The uptick was driven in part by mega-cap companies — those with over $50 billion in admitted assets, as defined by the analysts conducting the survey — which increased their ETF-invested assets under management by 39%, even as total assets under management in this area declined by 3% due to market volatility, the survey said.
“It’s really exciting to see the mega-cap insurance companies move more aggressively into using ETFs,” Todd Rosenbluth, senior director of ETF and mutual fund research at CFRA, said Wednesday on CNBC’s “ETF Edge.”
They largely gravitated towards ETFs with high liquidity profiles, or the ones whose assets are most easily converted to cash, Rosenbluth said.
Their most popular investments included:
- The SPDR S&P 500 ETF Trust, ticker SPY;
- The iShares Russell 2000 ETF, ticker IWM;
- And the iShares iBoxx $ High Yield Corporate Bond ETF, ticker HYG.
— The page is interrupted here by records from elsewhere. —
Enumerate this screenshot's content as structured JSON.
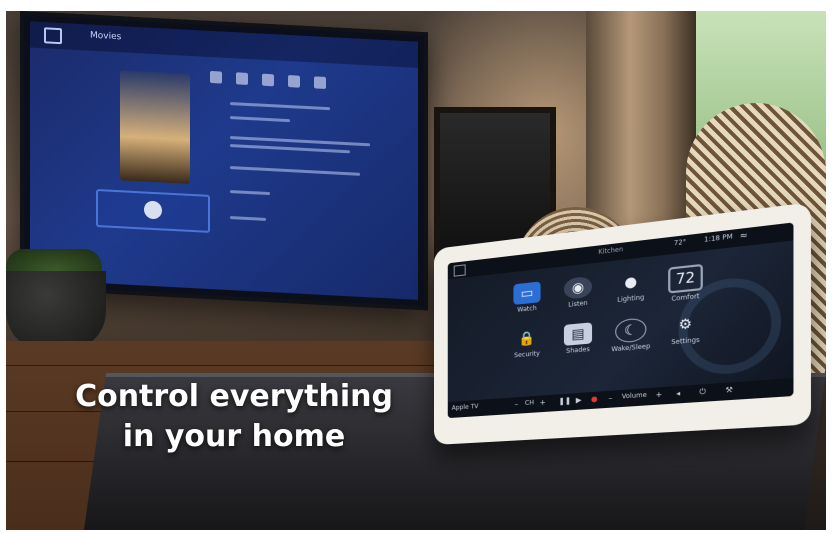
{
  "headline": {
    "line1": "Control everything",
    "line2": "in your home"
  },
  "tablet": {
    "status": {
      "room": "Kitchen",
      "temp": "72°",
      "time": "1:18 PM"
    },
    "thermostat_value": "72",
    "tiles": [
      {
        "label": "Watch",
        "icon": "tv-icon"
      },
      {
        "label": "Listen",
        "icon": "speaker-icon"
      },
      {
        "label": "Lighting",
        "icon": "bulb-icon"
      },
      {
        "label": "Comfort",
        "icon": "thermostat-icon"
      },
      {
        "label": "Security",
        "icon": "lock-icon"
      },
      {
        "label": "Shades",
        "icon": "shades-icon"
      },
      {
        "label": "Wake/Sleep",
        "icon": "moon-icon"
      },
      {
        "label": "Settings",
        "icon": "gear-icon"
      }
    ],
    "transport": {
      "source": "Apple TV",
      "ch": "CH",
      "volume": "Volume"
    }
  },
  "tv": {
    "title": "Movies"
  },
  "colors": {
    "tablet_bezel": "#f2efe8",
    "tablet_screen": "#141a26",
    "tv_screen": "#1f3a8c",
    "record": "#e53935"
  }
}
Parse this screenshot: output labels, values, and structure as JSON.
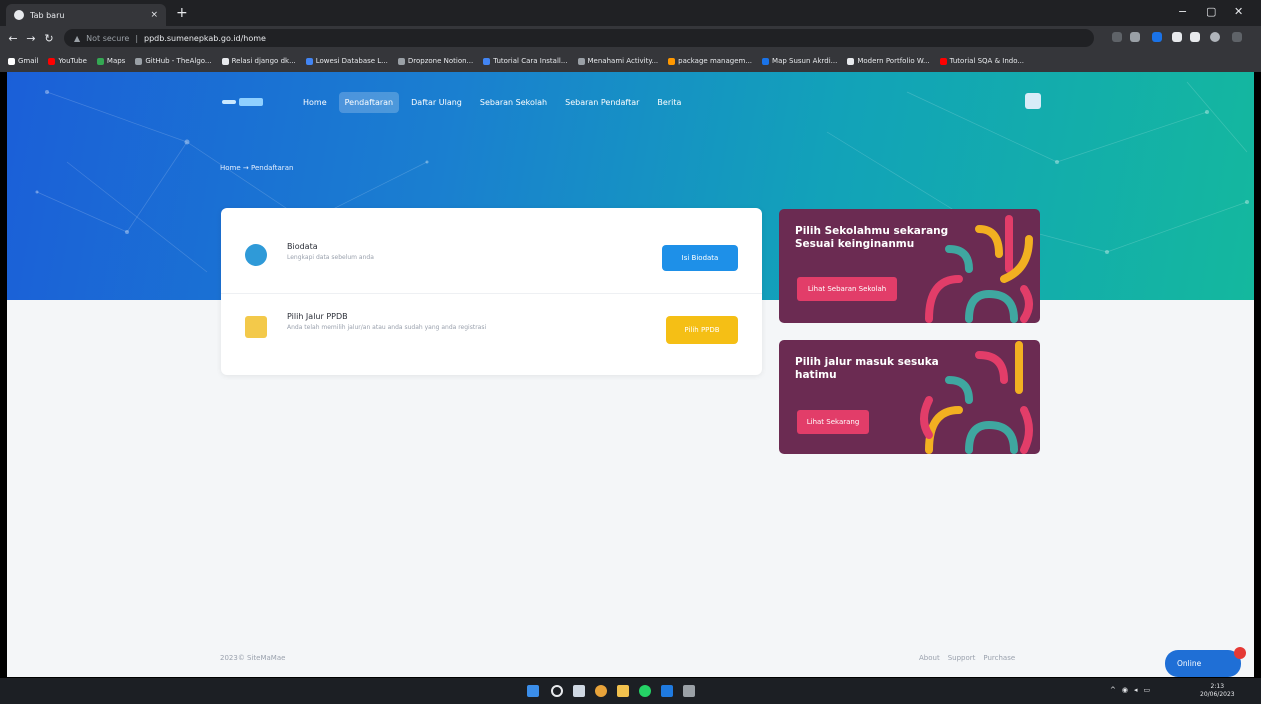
{
  "browser": {
    "tab_title": "Tab baru",
    "tab_close": "×",
    "new_tab": "+",
    "win_min": "−",
    "win_max": "▢",
    "win_close": "✕",
    "url_security": "Not secure",
    "url": "ppdb.sumenepkab.go.id/home",
    "bookmarks": [
      "Gmail",
      "YouTube",
      "Maps",
      "GitHub - TheAlgo...",
      "Relasi django dk...",
      "Lowesi Database L...",
      "Dropzone Notion...",
      "Tutorial Cara Install...",
      "Menahami Activity...",
      "package managem...",
      "Map Susun Akrdi...",
      "Modern Portfolio W...",
      "Tutorial SQA & Indo..."
    ],
    "bookmark_colors": [
      "#ffffff",
      "#ff0000",
      "#34a853",
      "#9aa0a6",
      "#e8eaed",
      "#4285f4",
      "#9aa0a6",
      "#4285f4",
      "#9aa0a6",
      "#ff9800",
      "#1a73e8",
      "#e8eaed",
      "#ff0000"
    ]
  },
  "nav": {
    "items": [
      "Home",
      "Pendaftaran",
      "Daftar Ulang",
      "Sebaran Sekolah",
      "Sebaran Pendaftar",
      "Berita"
    ],
    "active_index": 1
  },
  "breadcrumb": "Home → Pendaftaran",
  "card": {
    "row1": {
      "title": "Biodata",
      "subtitle": "Lengkapi data sebelum anda",
      "button": "Isi Biodata",
      "button_color": "#1e90e8",
      "icon_color": "#2f9ad8"
    },
    "row2": {
      "title": "Pilih Jalur PPDB",
      "subtitle": "Anda telah memilih jalur/an atau anda sudah yang anda registrasi",
      "button": "Pilih PPDB",
      "button_color": "#f5bf15",
      "icon_color": "#f3c94a"
    }
  },
  "promo1": {
    "title": "Pilih Sekolahmu sekarang Sesuai keinginanmu",
    "button": "Lihat Sebaran Sekolah"
  },
  "promo2": {
    "title": "Pilih jalur masuk sesuka hatimu",
    "button": "Lihat Sekarang"
  },
  "footer": {
    "left": "2023© SiteMaMae",
    "links": [
      "About",
      "Support",
      "Purchase"
    ]
  },
  "chat": {
    "label": "Online"
  },
  "taskbar": {
    "clock_time": "2:13",
    "clock_date": "20/06/2023"
  }
}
What this told Rosenbluth was that these companies are “using the broader tools that are out there in a market-cap-weighted way and getting exposure,” he said. “That’s really going to be a confidence-booster for investors, when they want to be able to get out, to know that there’s a large institutional investor that’s on the other side of that trade to execute that.”
Matthew Bartolini, managing director and head of SPDR Americas Research at State Street Global Advisors, agreed that this development will benefit the average investor.
“By having them trade the ETFs, that’s going to increase the liquidity profile for all different investors and lower overall trading costs, which are really an important part of that total cost of ownership,” he said in the same “ETF Edge” interview.
And, as of now, there’s still room for this side of the ETF market to grow, Bartolini and Rosenbluth said. Rosenbluth pointed out that insurers currently have less than 1% of their overall asset base invested in ETFs, meaning there could be meaningful increases ahead.
“That needle can really move if we have some of these larger insurance companies moving in,” Rosenbluth said. “That will really drive overall liquidity and make sure that there is an investor on the other side of the trade when a retail investor wants to exit their existing position instead of having to worry if there’ll be problems.”
And, by Bartolini’s estimates, “the rate of growth is going to continue” in a big way.
“We’ve seen a pickup from 2016 to 2018, so … the percentage is probably going to increase in that linear fashion,” he said, adding that he could see it growing to 2% to 5% in the next two or three years.